I had to run out for lettuce and a tomato. I did what I could to avoid it because I'm feeling so lazy today, but the dinner I need the lettuce and tomato for is painfully simple and I couldn't really justify not making a quick run to the store. So I did.
I wasn't too bothered by the fact that somehow I managed to trail a pregnant woman throughout the store, as if she was on the same lettuce and tomato mission as me, but my breaking point came when I reached the checkout line. I know I've written about this before, but it happened again. The shortest and most logical line had a newborn baby in it and if I chose that line I'd have to stand right behind a new Mom gently cradling a baby in her arms.

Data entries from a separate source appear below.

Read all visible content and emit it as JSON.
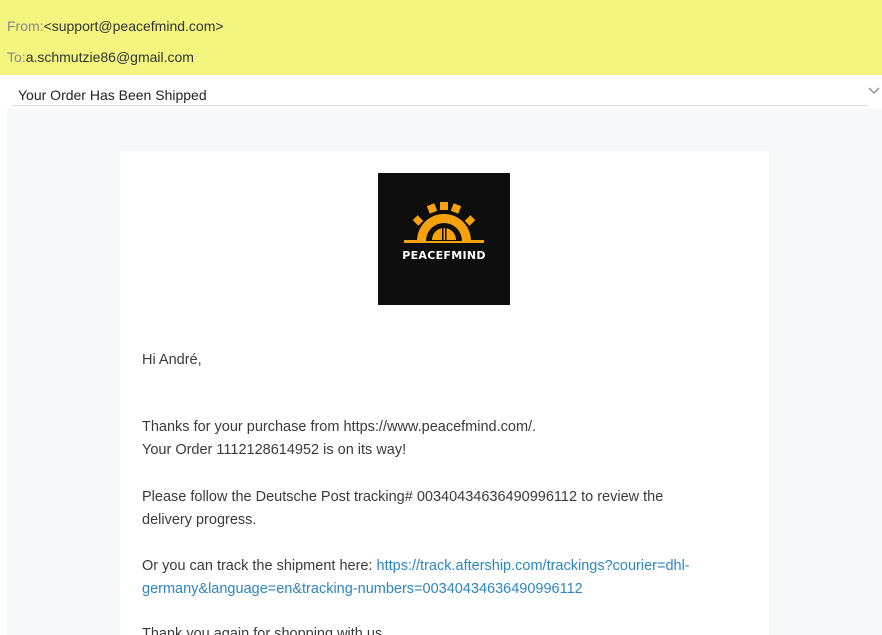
{
  "email": {
    "from_label": "From:",
    "from_value": "<support@peacefmind.com>",
    "to_label": "To:",
    "to_value": "a.schmutzie86@gmail.com",
    "subject": "Your Order Has Been Shipped"
  },
  "logo": {
    "text": "PEACEFMIND",
    "accent_color": "#f5a20d"
  },
  "body": {
    "greeting": "Hi André,",
    "thanks_line": "Thanks for your purchase from https://www.peacefmind.com/.",
    "order_line": "Your Order 1112128614952 is on its way!",
    "tracking_line_1": "Please follow the Deutsche Post tracking# 00340434636490996112 to review the",
    "tracking_line_2": "delivery progress.",
    "track_prefix": "Or you can track the shipment here: ",
    "track_link_1": "https://track.aftership.com/trackings?courier=dhl-",
    "track_link_2": "germany&language=en&tracking-numbers=00340434636490996112",
    "closing": "Thank you again for shopping with us."
  },
  "colors": {
    "header_bg": "#f3f57f",
    "link": "#2b86c5",
    "logo_bg": "#0e0e0e"
  },
  "icons": {
    "expand": "chevron-down-icon"
  }
}
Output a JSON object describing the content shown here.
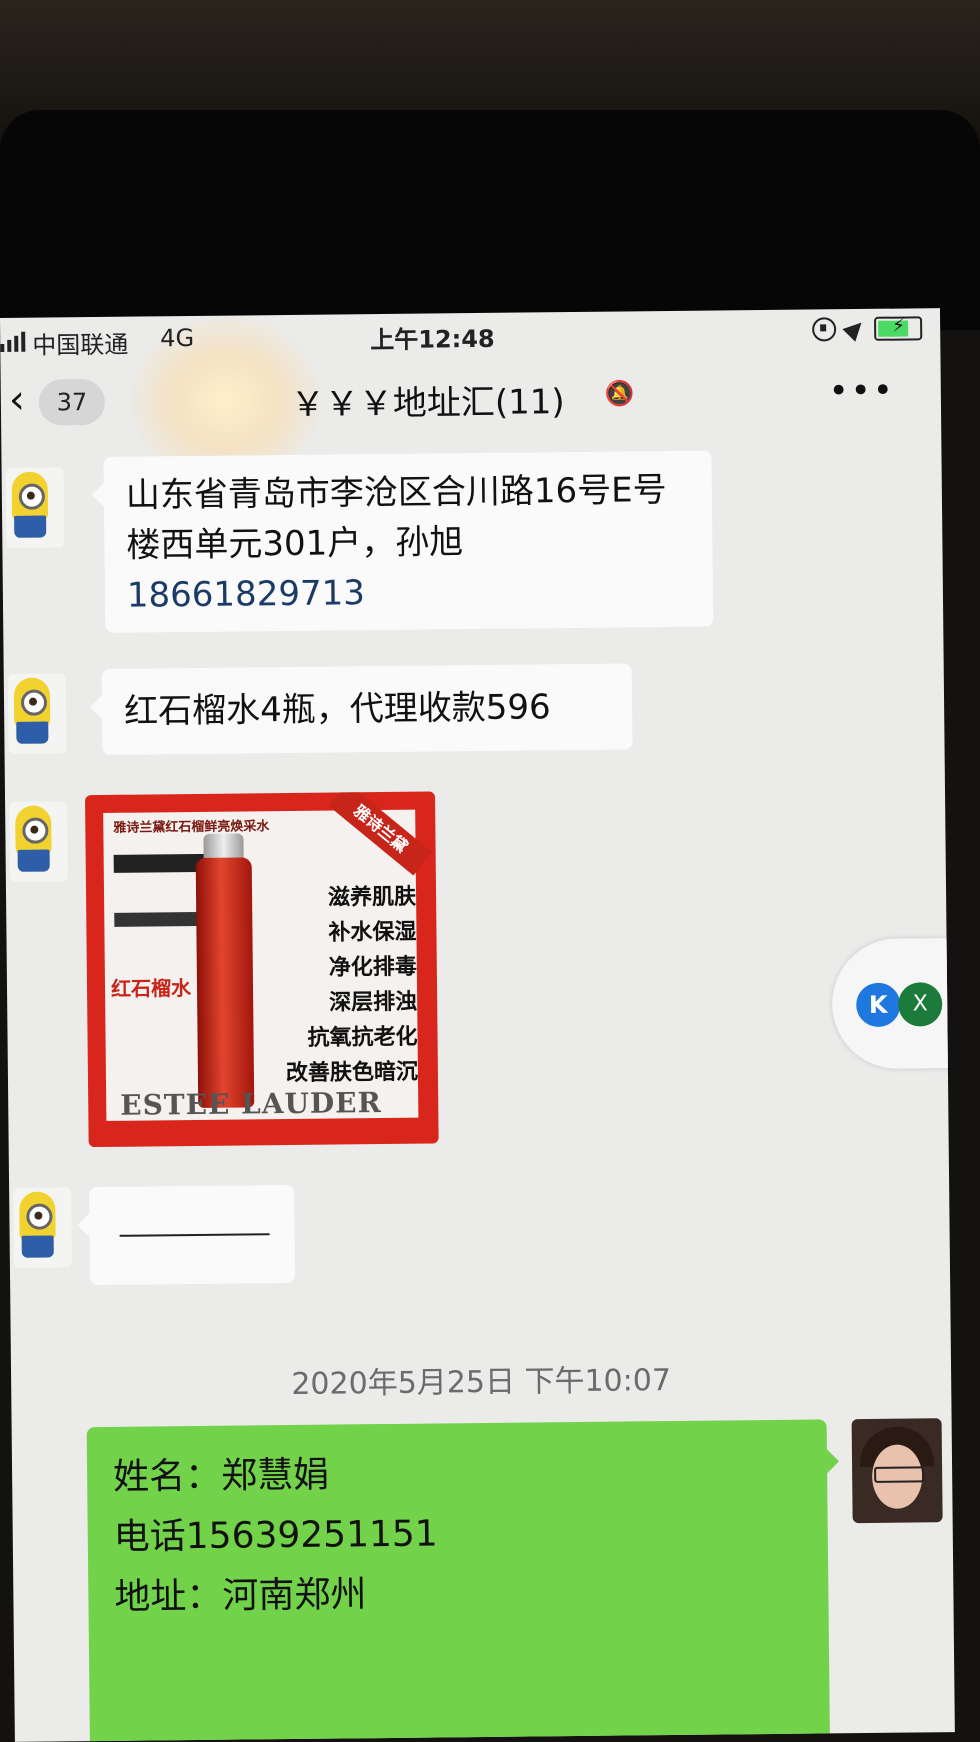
{
  "statusbar": {
    "carrier": "中国联通",
    "network": "4G",
    "time": "上午12:48"
  },
  "navbar": {
    "unread_count": "37",
    "title": "￥￥￥地址汇(11)",
    "more": "•••"
  },
  "messages": [
    {
      "sender": "minion",
      "address": "山东省青岛市李沧区合川路16号E号楼西单元301户，孙旭",
      "phone": "18661829713"
    },
    {
      "sender": "minion",
      "text": "红石榴水4瓶，代理收款596"
    },
    {
      "sender": "minion",
      "image": {
        "title": "雅诗兰黛红石榴鲜亮焕采水",
        "ribbon": "雅诗兰黛",
        "tag": "红石榴水",
        "benefits": [
          "滋养肌肤",
          "补水保湿",
          "净化排毒",
          "深层排浊",
          "抗氧抗老化",
          "改善肤色暗沉"
        ],
        "brand": "ESTEE LAUDER"
      }
    },
    {
      "sender": "minion",
      "text": "———————"
    }
  ],
  "timestamp": "2020年5月25日 下午10:07",
  "floating": {
    "btn1": "K",
    "btn2": "X"
  },
  "my_message": {
    "line1": "姓名：郑慧娟",
    "line2": "电话15639251151",
    "line3": "地址：河南郑州"
  },
  "colors": {
    "my_bubble": "#72d24a",
    "their_bubble": "#fafafa",
    "background": "#ebebea",
    "poster_frame": "#d9261c"
  }
}
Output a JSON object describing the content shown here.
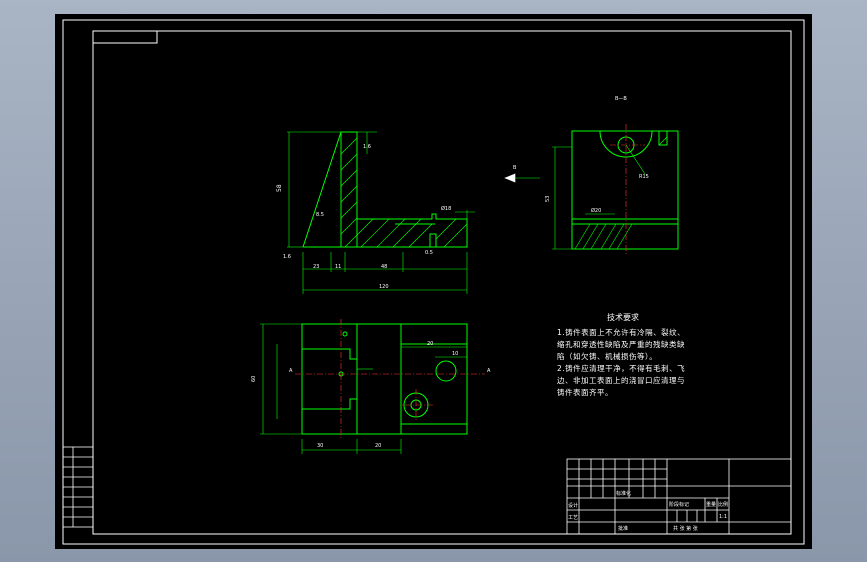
{
  "drawing": {
    "background_color": "#000000",
    "frame_color": "#ffffff",
    "outline_color": "#00ff00",
    "dimension_color": "#00ff00",
    "centerline_color": "#ff3030",
    "hatch_color": "#00ff00"
  },
  "views": {
    "front_dims": {
      "height": "58",
      "top_right": "1.6",
      "side_small": "8.5",
      "bottom_a": "23",
      "bottom_b": "11",
      "bottom_c": "48",
      "total": "120",
      "right_dim": "Ø18",
      "right_small": "0.5",
      "left_small": "1.6"
    },
    "side_view_label": "B—B",
    "side_dims": {
      "height": "53",
      "radius": "R15",
      "bottom_width": "Ø20",
      "arrow_label": "B"
    },
    "top_dims": {
      "overall_height": "60",
      "width_a": "30",
      "width_b": "20",
      "hole_width": "20",
      "hole_right": "10",
      "section_left": "A",
      "section_right": "A"
    }
  },
  "tech_notes": {
    "title": "技术要求",
    "lines": [
      "1.铸件表面上不允许有冷隔、裂纹、",
      "缩孔和穿透性缺陷及严重的残缺类缺",
      "陷（如欠铸、机械损伤等）。",
      "2.铸件应清理干净，不得有毛刺、飞",
      "边、非加工表面上的浇冒口应清理与",
      "铸件表面齐平。"
    ]
  },
  "title_block": {
    "design_label": "设计",
    "process_label": "工艺",
    "std_label": "标准化",
    "approve_label": "批准",
    "stage_label": "阶段标记",
    "weight_label": "重量",
    "scale_label": "比例",
    "scale_value": "1:1",
    "sheet_label": "共  张  第  张"
  }
}
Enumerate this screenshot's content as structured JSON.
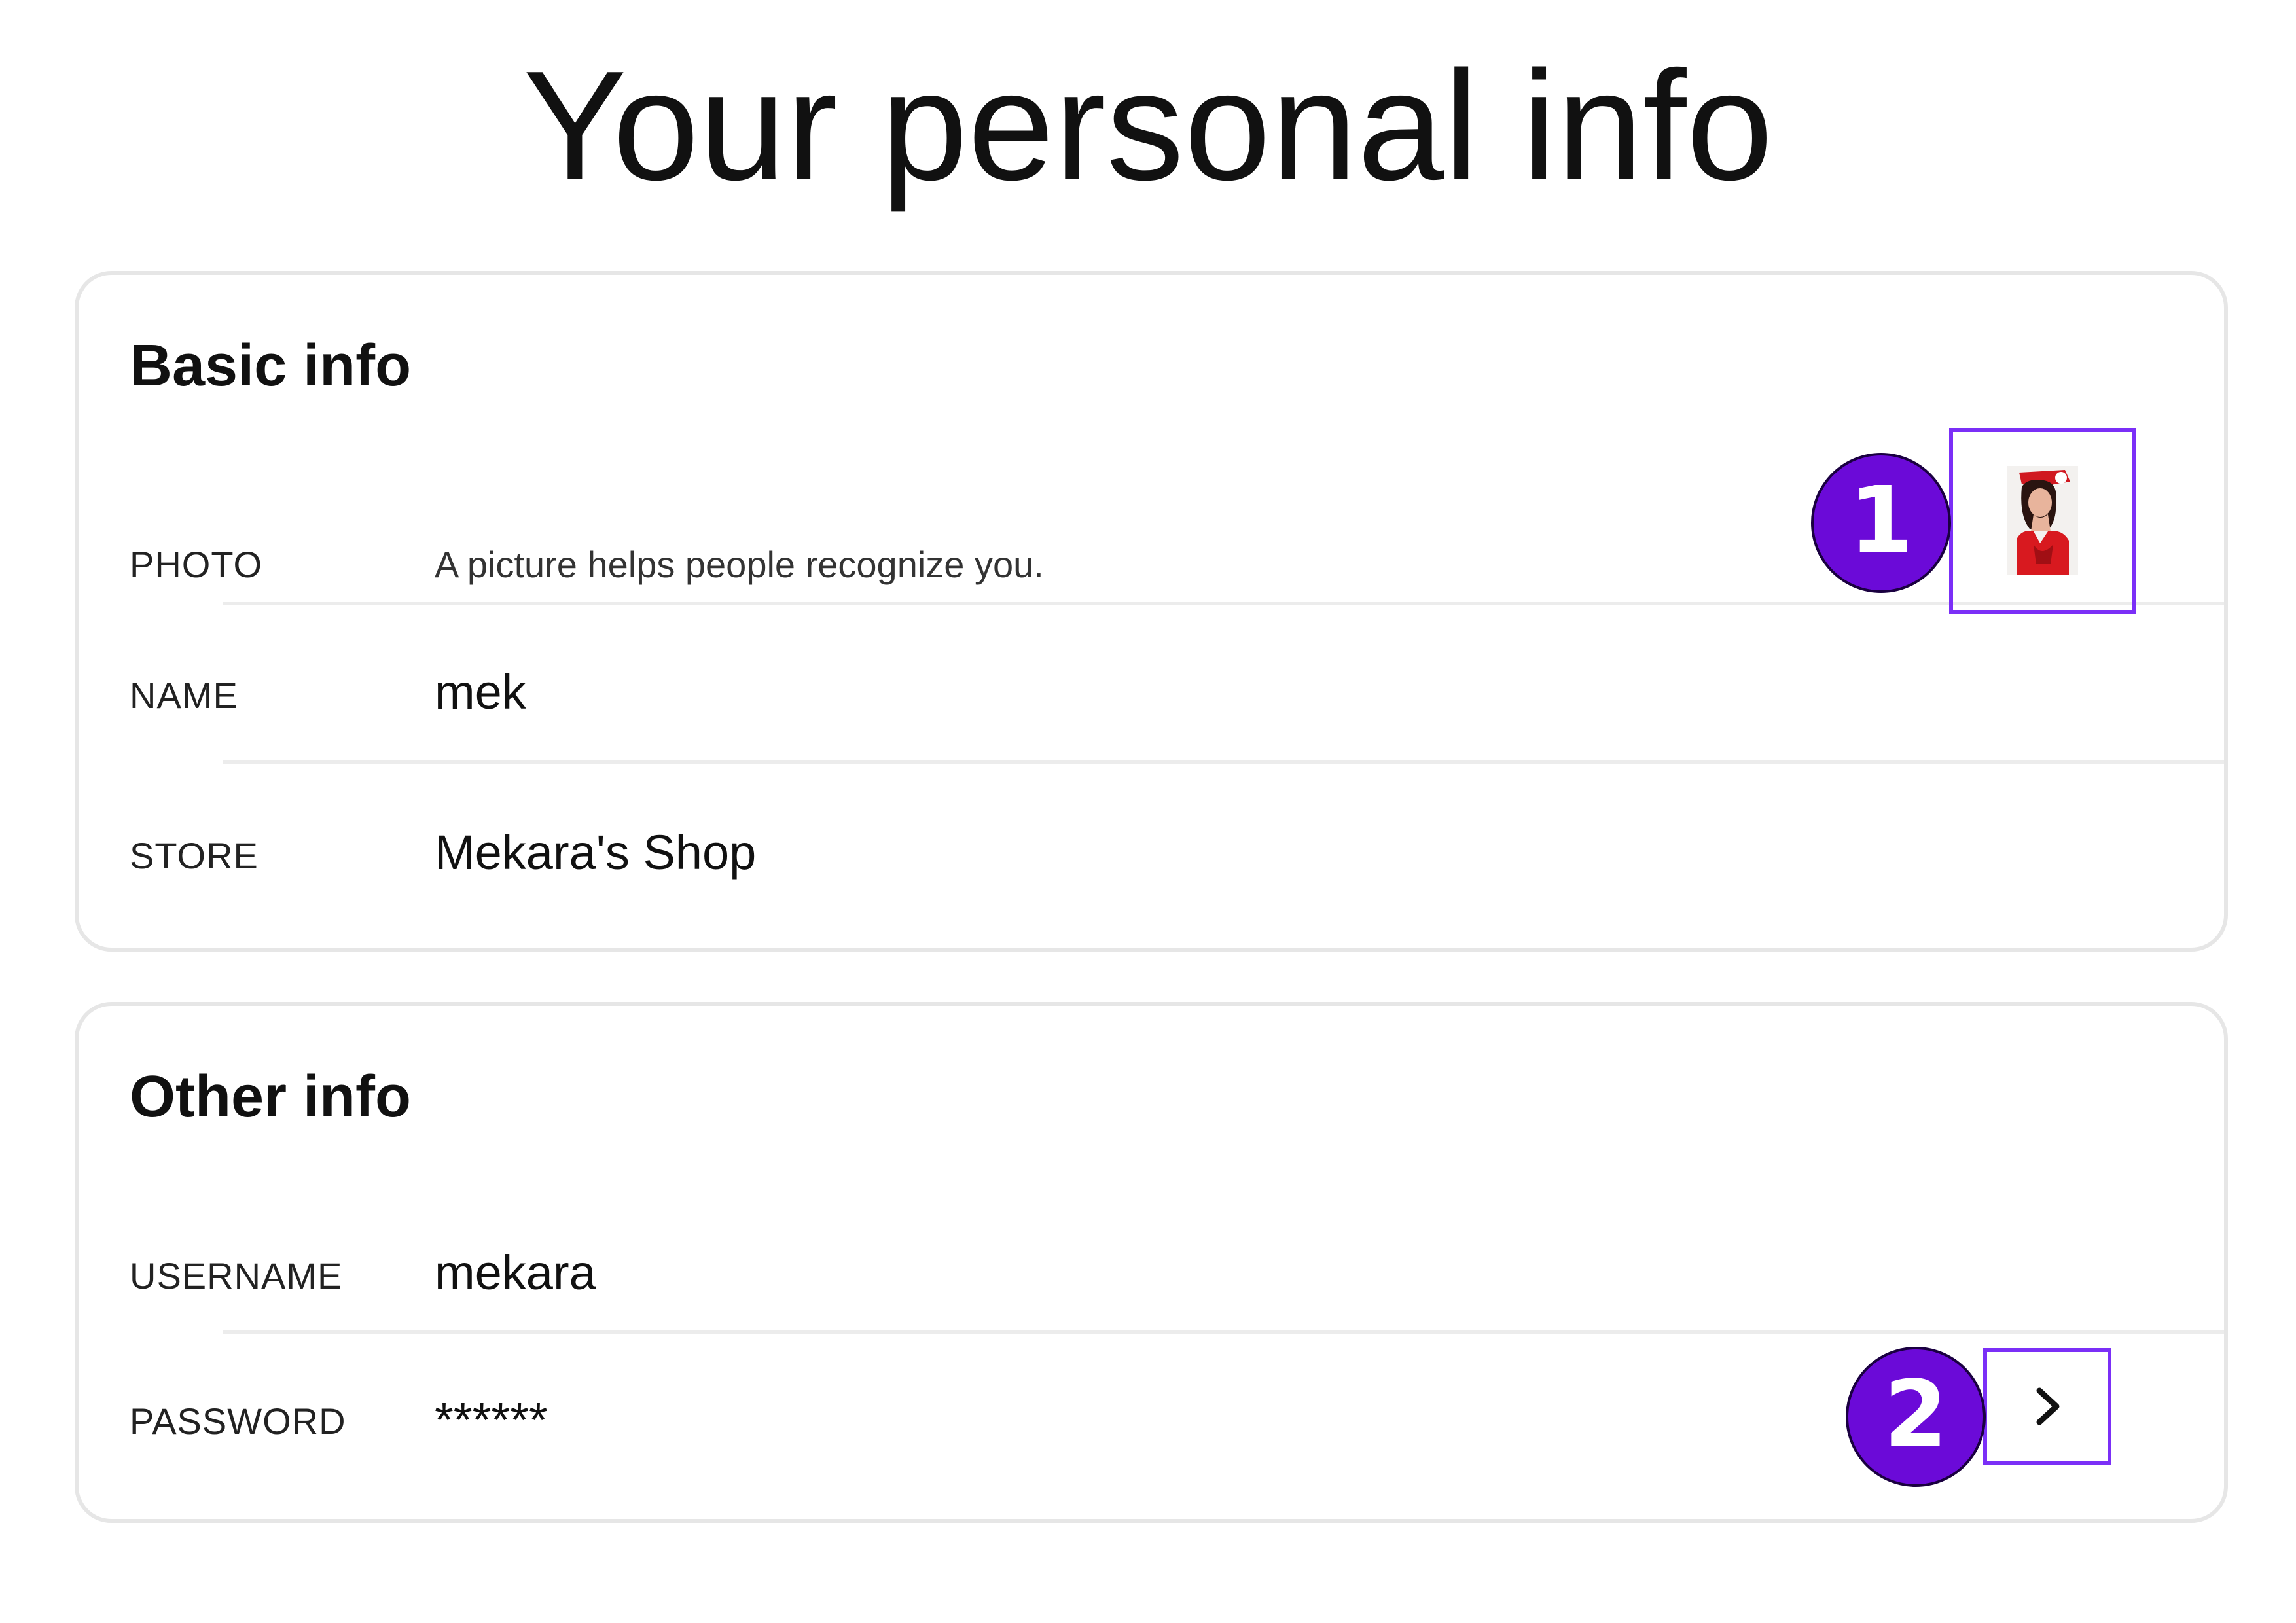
{
  "page": {
    "title": "Your personal info"
  },
  "basic_info": {
    "title": "Basic info",
    "photo": {
      "label": "PHOTO",
      "description": "A picture helps people recognize you.",
      "marker_number": "1"
    },
    "name": {
      "label": "NAME",
      "value": "mek"
    },
    "store": {
      "label": "STORE",
      "value": "Mekara's Shop"
    }
  },
  "other_info": {
    "title": "Other info",
    "username": {
      "label": "USERNAME",
      "value": "mekara"
    },
    "password": {
      "label": "PASSWORD",
      "value": "******",
      "marker_number": "2"
    }
  },
  "colors": {
    "marker_border": "#7b2ff7",
    "badge_fill": "#6b0ad8",
    "card_border": "#e6e6e6"
  },
  "icons": {
    "password_action": "chevron-right-icon"
  }
}
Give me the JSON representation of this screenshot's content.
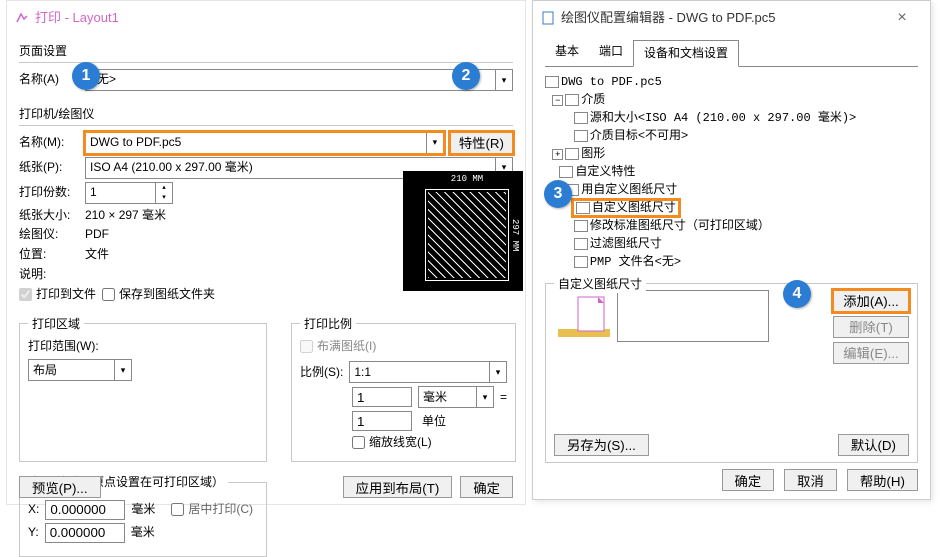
{
  "left_win": {
    "title": "打印 - Layout1",
    "page_setup": {
      "group": "页面设置",
      "name_lbl": "名称(A)",
      "name_val": "<无>"
    },
    "printer": {
      "group": "打印机/绘图仪",
      "name_lbl": "名称(M):",
      "name_val": "DWG to PDF.pc5",
      "props_btn": "特性(R)",
      "paper_lbl": "纸张(P):",
      "paper_val": "ISO A4 (210.00 x 297.00 毫米)",
      "copies_lbl": "打印份数:",
      "copies_val": "1",
      "size_lbl": "纸张大小:",
      "size_val": "210 × 297 毫米",
      "plotter_lbl": "绘图仪:",
      "plotter_val": "PDF",
      "where_lbl": "位置:",
      "where_val": "文件",
      "desc_lbl": "说明:",
      "tofile_lbl": "打印到文件",
      "savefolder_lbl": "保存到图纸文件夹",
      "preview_top": "210 MM",
      "preview_right": "297 MM"
    },
    "area": {
      "legend": "打印区域",
      "range_lbl": "打印范围(W):",
      "range_val": "布局"
    },
    "scale": {
      "legend": "打印比例",
      "fit_lbl": "布满图纸(I)",
      "ratio_lbl": "比例(S):",
      "ratio_val": "1:1",
      "val1": "1",
      "unit1": "毫米",
      "eq": "=",
      "val2": "1",
      "unit2": "单位",
      "lw_lbl": "缩放线宽(L)"
    },
    "offset": {
      "legend": "打印偏移（原点设置在可打印区域）",
      "x": "X:",
      "xv": "0.000000",
      "xu": "毫米",
      "y": "Y:",
      "yv": "0.000000",
      "yu": "毫米",
      "center_lbl": "居中打印(C)"
    },
    "btn_preview": "预览(P)...",
    "btn_apply": "应用到布局(T)",
    "btn_ok": "确定"
  },
  "right_win": {
    "title": "绘图仪配置编辑器 - DWG to PDF.pc5",
    "tabs": {
      "basic": "基本",
      "port": "端口",
      "dev": "设备和文档设置"
    },
    "tree": {
      "root": "DWG to PDF.pc5",
      "media": "介质",
      "src": "源和大小<ISO A4 (210.00 x 297.00 毫米)>",
      "target": "介质目标<不可用>",
      "graphics": "图形",
      "custom": "自定义特性",
      "userpaper": "用自定义图纸尺寸",
      "custompaper": "自定义图纸尺寸",
      "modstd": "修改标准图纸尺寸（可打印区域）",
      "filter": "过滤图纸尺寸",
      "pmp": "PMP 文件名<无>"
    },
    "custom_group": {
      "legend": "自定义图纸尺寸",
      "add": "添加(A)...",
      "del": "删除(T)",
      "edit": "编辑(E)..."
    },
    "btn_saveas": "另存为(S)...",
    "btn_default": "默认(D)",
    "btn_ok": "确定",
    "btn_cancel": "取消",
    "btn_help": "帮助(H)"
  },
  "badges": {
    "b1": "1",
    "b2": "2",
    "b3": "3",
    "b4": "4"
  }
}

I looked frantically for another line and tried to mentally count what was buried in my basket to see if I qualified for the express checkout, but I would have looked foolish opting to go to a line that was packed and I was pretty sure I had more than 11 items. So I slowly inched into the newborn baby line.
Oh God, she was so beautiful. I was so close that I could see her little peach fuzz hair catching the light streaming through the windows. I know just how that tiny head felt because I can still feel the way Thomas' felt under my hand. Warm and soft and alive.
It's hard to describe how useless, empty and broken I feel when I'm confronted by a newborn. I was holding a basket of food and that serene, content new Mom was holding a child. I know strangers can't see - can't tell that I lost my son - but I still feel like there's a giant neon sign above my head screaming "BROKEN" and pointing at me.
I'm sure I must have looked like an idiot because I couldn't take my eyes off that little bundle. When the Mom turned towards me to walk around her baby carriage I smiled at her - a weak, unreal smile - but she didn't see me. I wanted, in my smile, to tell her that I had a baby once too and he was beautiful and soft and sweet just like hers. I wanted my smile to somehow convey to her that I was also a mother - that we had that in common - even though I was holding a basket of food instead of my child. I don't know why I cared so much what she did or didn't think of me, but it didn't matter anyway because she only had eyes for her daughter.
Sometimes I hate going out for lettuce and a tomato.
1 comment:
Oh Kristin..I wish I could give you a huge hug. You are not broken. The cracks and fractures that you see have been filled in and you are stronger than you know.
Your writing is so beautiful.
I know Thomas is proud, so very proud of you.